Tax concessions proposed in the interim budget 2019-2020 for the salaried classes will apply to the income earned by them from April itself, with the assessment year being 2020-2021 for the same. For example, for the income earned in financial year 2018-19 (April-March), the assessment year is 2019-20.
A full-fledged union budget, likely to be presented in July, could alter these provisions, but the government has taken a gamble, promising voters what is in store for them if they vote the Bharatiya Janata Party back to power. Surely, the BJP can’t go back on these proposals when it presents the union budget if it comes back to power. It also creates a moral bind on the Congress and other parties to not alter these proposals in case they form the government in May.
A budget is a Money Bill and hence people needn’t worry about it getting approved by the Parliament since BJP is in a minority in the Rajya Sabha. It only needs the approval of the Lok Sabha where the party has a majority.
As per the interim budget, all income up to ₹5,00,000 in the year will be tax-free. If you invest more than ₹5,00,000, you can still end up not paying any tax up to a certain limit of income. It all depends on the amount of investments you make under various sections of the Income Tax Act. To begin with, any amount up to ₹1,50,000 in any tax-saving instrument like public provident fund or equity linked savings scheme of a mutual fund that comes under Section 80C will be free from tax.
This means no income tax will have to be paid if you earn up to ₹6,50,000, provided you invest ₹1,50,000 in instruments under Section 80C. Standard deduction has also been raised by ₹10,000 to ₹50,000 and helps the salaried class.
One can save income tax on savings beyond ₹1,50,000 also. This could be savings on premium paid for a mediclaim policy under Section 80D. Up to ₹25,000 premium is non-taxable on a mediclaim policy bought for yourself, spouse and kids. This can go up to ₹50,000 premium paid for policy bought for parents.
A further rebate is allowed on investments up to ₹50,000 in a national pension scheme under Section 80CCD(1B).
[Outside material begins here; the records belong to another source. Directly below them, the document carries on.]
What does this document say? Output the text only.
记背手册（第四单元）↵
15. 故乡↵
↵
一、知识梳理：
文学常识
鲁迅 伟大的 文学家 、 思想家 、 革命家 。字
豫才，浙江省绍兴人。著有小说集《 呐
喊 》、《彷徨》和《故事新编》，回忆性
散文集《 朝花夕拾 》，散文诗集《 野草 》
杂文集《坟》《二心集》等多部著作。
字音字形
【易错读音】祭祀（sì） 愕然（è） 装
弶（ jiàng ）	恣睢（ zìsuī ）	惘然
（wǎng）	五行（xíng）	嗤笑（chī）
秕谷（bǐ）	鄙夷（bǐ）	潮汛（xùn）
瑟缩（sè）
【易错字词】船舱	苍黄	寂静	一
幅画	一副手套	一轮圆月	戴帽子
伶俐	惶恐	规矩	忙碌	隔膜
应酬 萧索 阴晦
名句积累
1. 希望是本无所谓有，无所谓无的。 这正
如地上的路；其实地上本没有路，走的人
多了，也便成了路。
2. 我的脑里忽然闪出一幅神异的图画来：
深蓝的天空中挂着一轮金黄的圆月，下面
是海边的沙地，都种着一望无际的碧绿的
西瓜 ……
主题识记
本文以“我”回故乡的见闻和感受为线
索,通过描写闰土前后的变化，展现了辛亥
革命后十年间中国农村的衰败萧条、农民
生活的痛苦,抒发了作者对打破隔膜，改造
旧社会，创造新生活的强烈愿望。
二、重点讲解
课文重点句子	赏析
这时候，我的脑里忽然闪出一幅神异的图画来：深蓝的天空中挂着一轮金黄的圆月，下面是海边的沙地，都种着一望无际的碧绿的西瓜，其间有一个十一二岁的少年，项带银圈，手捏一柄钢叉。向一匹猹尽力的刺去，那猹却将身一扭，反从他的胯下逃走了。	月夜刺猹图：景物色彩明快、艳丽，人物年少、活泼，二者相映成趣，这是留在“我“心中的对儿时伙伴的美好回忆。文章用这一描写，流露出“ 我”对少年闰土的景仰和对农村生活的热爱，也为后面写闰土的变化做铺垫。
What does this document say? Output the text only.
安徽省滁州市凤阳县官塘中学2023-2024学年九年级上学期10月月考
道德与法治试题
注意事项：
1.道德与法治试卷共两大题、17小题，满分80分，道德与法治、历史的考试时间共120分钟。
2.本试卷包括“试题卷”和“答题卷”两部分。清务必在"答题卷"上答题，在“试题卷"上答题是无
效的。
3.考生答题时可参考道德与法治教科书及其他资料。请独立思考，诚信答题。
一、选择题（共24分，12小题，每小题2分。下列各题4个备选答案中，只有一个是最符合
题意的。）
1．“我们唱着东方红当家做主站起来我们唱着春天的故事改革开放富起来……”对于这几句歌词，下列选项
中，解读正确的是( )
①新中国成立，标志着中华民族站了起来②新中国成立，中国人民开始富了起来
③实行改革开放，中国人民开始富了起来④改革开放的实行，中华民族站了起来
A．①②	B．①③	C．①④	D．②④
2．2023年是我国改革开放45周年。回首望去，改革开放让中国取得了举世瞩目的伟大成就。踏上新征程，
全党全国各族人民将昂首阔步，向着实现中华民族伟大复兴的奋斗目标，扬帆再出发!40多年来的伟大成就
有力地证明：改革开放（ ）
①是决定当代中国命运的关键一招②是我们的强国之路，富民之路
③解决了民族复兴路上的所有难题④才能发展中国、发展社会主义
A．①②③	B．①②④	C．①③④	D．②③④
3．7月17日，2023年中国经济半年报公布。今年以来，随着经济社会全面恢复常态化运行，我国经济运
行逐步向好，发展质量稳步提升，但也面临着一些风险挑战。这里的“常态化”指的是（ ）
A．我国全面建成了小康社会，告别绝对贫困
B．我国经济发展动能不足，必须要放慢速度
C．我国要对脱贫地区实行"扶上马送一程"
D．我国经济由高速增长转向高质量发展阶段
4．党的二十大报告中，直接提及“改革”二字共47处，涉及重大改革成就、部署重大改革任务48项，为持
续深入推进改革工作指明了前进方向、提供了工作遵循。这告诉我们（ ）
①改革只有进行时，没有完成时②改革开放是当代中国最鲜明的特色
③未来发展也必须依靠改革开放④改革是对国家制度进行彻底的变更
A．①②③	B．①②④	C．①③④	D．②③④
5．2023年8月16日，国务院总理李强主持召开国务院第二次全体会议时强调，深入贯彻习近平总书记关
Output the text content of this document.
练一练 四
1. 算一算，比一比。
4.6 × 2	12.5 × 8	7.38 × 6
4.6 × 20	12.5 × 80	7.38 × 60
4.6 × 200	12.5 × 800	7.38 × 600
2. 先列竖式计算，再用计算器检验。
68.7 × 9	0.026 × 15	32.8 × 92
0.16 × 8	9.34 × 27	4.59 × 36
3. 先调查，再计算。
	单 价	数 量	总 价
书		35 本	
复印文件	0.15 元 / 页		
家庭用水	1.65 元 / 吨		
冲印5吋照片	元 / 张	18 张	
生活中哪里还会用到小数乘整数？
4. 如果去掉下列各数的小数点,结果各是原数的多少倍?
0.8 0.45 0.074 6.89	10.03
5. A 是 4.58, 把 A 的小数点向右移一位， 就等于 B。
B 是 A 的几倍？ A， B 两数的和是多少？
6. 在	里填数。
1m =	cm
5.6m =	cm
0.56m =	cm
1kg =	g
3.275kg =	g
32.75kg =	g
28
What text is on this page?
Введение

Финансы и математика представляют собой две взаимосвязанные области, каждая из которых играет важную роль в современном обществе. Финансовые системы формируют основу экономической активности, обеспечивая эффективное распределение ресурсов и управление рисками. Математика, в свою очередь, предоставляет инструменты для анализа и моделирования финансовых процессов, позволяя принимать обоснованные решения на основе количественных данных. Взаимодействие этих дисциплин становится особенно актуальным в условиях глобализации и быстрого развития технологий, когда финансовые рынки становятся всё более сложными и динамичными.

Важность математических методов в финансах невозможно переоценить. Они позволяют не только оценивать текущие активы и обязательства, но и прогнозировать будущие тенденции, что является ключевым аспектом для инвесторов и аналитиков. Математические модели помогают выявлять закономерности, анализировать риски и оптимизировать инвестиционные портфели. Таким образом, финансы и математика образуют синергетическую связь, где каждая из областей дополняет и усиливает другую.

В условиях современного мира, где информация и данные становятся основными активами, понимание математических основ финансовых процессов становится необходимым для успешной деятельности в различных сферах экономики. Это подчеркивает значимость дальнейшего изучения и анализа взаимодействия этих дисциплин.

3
Interest payment up to ₹2,00,000 on a housing loan is also exempted from tax. If you add standard deduction, mediclaim for self, NPS and interest on housing loan, it all comes to ₹4,75,000. This means you could be earning ₹9,75,000 and still not be paying any income tax.
There’s major relief for people owning two houses. Owning a second house was always a tricky question in these times of job hopping. This was because your second house was always treated as one that you had rented out even if you had not. Even if one used it for ‘self occupation’ purpose, It was ‘deemed’ to be earning an income for the person. The deemed rental income was whatever the prevailing rental in that area was and one had to pay tax on it.
As things stood, a lot of people – and many of them from the so-called ‘middle class’ – never revealed this in their tax returns and hence never paid any tax. The finance minister has made their life simpler and guilt-free. One need not pay any tax on the second house if it’s not rented, a big relief and sort of a bonanza for people owning two houses. It could also reduce litigation in several cases.
In another benefit for house owners and one that will also help realtors, profits from sale of a property can be used to buy two houses to save on capital gains tax. Earlier, it could be used to buy only one property and if the cost of the new asset was less than the gains from the sale of the first one, then the remains gains was taxed. This could also help in avoiding creation of black money.